I keep my goals visible on a BIG chalkboard in my kitchen, along with another chalkboard in my dining room. My partner sees my goals and I’m faced with my dreams and ambitions each and every day. This keeps me focused on action. Plus they do double duty as home décor.
2. goals on twitter
I tweet my goals! Any time I come up with a new goal I am working on, I share it with my followers and they help hold me accountable.
3. goals on facebook
I update my Facebook status when I set new goals, again ensuring that my friends help hold me accountable. This also leads to conversation around my goals, helping me flush out the details and create strategic and fun plans to support them.
4. blogging goals
I update my goals a handful of times a year on my personal blog. I like using a list format to feel like I am really making headway, and I cross the goals off through the year as I achieve them. There is a comment function on my blog, and it’s a great space to get support and create conversation around some of the biggest, baddest and scariest goals. I also share my goals on the lululemon.com blog and on our internal company blog. The more people that read my goals means more people that can support me in achieving them in one way or another.
5. goals at work
I have a framed copy of my goals front and centre on my desk at work; framed in a big white Ikea frame. At our office in Vancouver we post our goals in the stairwell. Everyone walking between floors sees our goals, and it’s an incredible way to start conversations and get related with our coworkers.
6. goals as art
I actually frame old copies of my goals and hang them on my wall at home. It’s a neat way to see a progression of my goals over time. It’s humbling to see the goals I set and revised or didn’t achieve, and inspiring to see all the ones I did!
7. writing goals; with a pen
As the Digital Innovation Manager for lululemon, I rarely use a pen anymore. I tote around two laptops most places I go, and am never more than a centimetre or two from a keyboard. Most of my goals are typed – in one form or another. For me, handwriting my goals feels quite special. I have a handwritten, paper version of my goals tacked to my fridge. There’s something about putting pen to paper that gets the creativity out of me. The format I use when I write my goals by hand also changes.
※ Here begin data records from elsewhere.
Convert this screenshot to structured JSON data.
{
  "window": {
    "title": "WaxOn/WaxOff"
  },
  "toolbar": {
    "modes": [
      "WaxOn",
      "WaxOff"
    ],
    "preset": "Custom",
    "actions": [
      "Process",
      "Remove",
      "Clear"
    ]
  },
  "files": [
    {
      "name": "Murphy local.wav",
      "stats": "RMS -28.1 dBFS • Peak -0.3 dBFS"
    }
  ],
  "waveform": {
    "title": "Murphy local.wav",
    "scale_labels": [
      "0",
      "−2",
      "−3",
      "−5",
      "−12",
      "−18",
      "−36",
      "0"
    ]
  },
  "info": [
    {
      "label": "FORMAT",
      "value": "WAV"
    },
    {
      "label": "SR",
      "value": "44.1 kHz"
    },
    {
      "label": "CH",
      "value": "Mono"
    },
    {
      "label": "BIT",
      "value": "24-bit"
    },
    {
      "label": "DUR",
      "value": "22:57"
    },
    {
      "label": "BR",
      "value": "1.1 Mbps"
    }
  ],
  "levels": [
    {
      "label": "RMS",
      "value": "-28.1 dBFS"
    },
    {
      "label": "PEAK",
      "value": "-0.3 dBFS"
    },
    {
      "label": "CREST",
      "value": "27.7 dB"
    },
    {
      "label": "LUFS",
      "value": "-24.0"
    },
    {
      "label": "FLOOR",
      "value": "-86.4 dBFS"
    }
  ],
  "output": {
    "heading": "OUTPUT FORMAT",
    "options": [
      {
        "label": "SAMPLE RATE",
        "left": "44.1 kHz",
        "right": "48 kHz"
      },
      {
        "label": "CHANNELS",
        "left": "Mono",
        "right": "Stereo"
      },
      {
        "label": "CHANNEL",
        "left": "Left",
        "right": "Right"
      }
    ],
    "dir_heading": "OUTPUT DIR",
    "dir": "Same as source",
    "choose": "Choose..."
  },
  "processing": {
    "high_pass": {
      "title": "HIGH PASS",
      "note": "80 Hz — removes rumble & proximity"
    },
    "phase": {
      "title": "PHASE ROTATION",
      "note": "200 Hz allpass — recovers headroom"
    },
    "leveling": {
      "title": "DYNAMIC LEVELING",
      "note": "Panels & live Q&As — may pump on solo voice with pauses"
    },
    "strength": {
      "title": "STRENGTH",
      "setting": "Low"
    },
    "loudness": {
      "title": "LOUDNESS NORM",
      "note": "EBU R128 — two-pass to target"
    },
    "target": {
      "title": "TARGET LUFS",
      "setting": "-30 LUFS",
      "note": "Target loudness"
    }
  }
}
I like to use a brainstorm bubble from time to time. This paints a more vivid picture of my life rather than using a rigid format.
I use a tool called FutureMe.org! This website allows you to email yourself in the future. Why not try emailing yourself your goals right before their due date? Just last week I got an email from myself (from 5 years ago no less) that asked me if I was “working for myself yet?” The answer is yes (I run a business in my non-lululemon time) and it felt great getting a kick in the bum from my past self!
9. online tools
43Things is another personal favourite online resource for me. Changing the format keeps goal setting fresh.
10. goals as passwords
I’m pretty sure this “goal setting tip” secures my fate as being the ultimate geek. For all my online passwords, whether it’s email, Facebook, Foursquare or wherever else I am online, I create a unique password that is tied to my goals. For example, if I had a goal to “Attend 30 hot yoga classes in one month” I might set a password like HotYoga30. Think about how many times you enter a password online each day. 10 times? 200? Each and every time you are faced with that login screen, you’ll also be reminded of your goals. This helps ensure your goals are top of mind and creates a space for goal setting 365 days a year.